The felsic volcanism associated BIF-like iron formations: Their origin and implication for BIFs

Abstract

The Banded Iron Formations (BIFs) have been invaluable archives for the Precambrian eons, providing evidence for the paleoenvironment conditions, including the atmospheric oxygen levels. This study explores the geological origin and depositional mechanism of BIF-like Carboniferous Heiyingshan (HYS) and Mesoproterozoic Pilot Knob hematite (PKH) formations, characterized by hematite-rich (Fe-rich) layer and quartz-rich (Si-rich) jasper layer alternations within felsic volcanic rocks.

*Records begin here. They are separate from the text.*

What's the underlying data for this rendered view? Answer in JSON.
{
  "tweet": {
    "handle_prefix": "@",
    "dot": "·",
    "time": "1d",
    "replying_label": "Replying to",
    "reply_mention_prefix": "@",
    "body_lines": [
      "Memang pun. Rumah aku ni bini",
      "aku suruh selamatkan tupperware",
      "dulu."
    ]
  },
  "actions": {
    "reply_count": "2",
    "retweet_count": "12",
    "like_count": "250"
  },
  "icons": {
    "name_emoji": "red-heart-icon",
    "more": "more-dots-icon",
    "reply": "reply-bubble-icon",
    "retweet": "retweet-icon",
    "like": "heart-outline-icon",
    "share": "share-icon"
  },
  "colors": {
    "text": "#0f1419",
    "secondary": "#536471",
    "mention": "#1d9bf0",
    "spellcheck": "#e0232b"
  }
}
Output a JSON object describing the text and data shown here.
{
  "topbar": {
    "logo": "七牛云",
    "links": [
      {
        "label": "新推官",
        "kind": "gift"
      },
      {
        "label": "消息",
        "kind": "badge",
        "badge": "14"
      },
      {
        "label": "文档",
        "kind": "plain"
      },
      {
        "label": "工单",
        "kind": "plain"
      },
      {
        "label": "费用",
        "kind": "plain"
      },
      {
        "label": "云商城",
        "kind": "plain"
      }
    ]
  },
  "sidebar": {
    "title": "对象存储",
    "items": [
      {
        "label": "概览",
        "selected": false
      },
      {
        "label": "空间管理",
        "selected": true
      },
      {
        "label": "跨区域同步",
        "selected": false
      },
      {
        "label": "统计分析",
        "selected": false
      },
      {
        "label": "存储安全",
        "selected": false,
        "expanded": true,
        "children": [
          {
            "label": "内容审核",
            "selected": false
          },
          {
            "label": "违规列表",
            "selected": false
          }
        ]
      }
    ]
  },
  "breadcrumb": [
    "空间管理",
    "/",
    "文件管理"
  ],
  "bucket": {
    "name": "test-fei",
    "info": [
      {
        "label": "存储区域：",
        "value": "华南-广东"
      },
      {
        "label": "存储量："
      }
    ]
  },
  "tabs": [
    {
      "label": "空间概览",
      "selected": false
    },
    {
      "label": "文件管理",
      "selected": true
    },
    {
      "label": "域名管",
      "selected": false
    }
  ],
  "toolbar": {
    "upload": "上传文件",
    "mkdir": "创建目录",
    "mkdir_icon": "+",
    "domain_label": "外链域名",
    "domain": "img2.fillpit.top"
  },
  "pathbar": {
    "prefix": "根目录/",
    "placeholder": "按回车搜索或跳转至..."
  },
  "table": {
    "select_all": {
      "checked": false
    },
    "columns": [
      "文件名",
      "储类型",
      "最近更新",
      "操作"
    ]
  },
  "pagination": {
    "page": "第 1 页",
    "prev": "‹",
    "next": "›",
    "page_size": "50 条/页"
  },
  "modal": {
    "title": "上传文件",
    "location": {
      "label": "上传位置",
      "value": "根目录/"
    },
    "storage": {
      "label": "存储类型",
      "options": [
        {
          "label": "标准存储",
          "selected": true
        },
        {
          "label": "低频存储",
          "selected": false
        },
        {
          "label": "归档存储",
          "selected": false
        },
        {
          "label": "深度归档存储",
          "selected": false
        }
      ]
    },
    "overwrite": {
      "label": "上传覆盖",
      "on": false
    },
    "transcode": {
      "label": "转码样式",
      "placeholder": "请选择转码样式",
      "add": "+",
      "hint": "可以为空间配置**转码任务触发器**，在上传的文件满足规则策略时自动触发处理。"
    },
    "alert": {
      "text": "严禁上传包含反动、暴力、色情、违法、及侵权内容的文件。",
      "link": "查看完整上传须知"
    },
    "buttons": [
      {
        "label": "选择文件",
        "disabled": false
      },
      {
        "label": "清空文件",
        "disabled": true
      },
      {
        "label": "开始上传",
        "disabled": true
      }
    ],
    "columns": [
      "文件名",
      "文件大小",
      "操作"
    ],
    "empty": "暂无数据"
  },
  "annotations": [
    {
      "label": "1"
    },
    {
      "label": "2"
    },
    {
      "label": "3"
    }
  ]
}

Through comprehensive mineralogical analyses and geochemical modeling, we present evidence supporting their formation in intra-caldera hot spring lakes, where episodic inputs of Fe(H3SiO4)2-bearing fluids mixed with ambient lake water. Experimental simulations and PHREEQC modeling corroborate a mechanism where ferrihydrite and amorphous silica precursors sequentially precipitate, possibly driven by the oxidation and decomposition rates of Fe(H3SiO4)2 complexes. The sharp or gradational change in the Fe- and Si-rich layering transition can be caused by varying atmospheric oxygen levels. The Carboniferous HYS specimen exhibits a sharp FeSi boundary that is in accordance with modeling under high atmospheric O2 condition. In contrast, the Mesoproterozoic PKH sample contains both sharp and gradual change in the FeSi transition, implying the pO2 lies between 10−3 and 10−5. This chemical precipitation model of BIF-like iron formations could provide insights into the FeSi source and banding mechanism of BIFs, and Precambrian pO2 levels.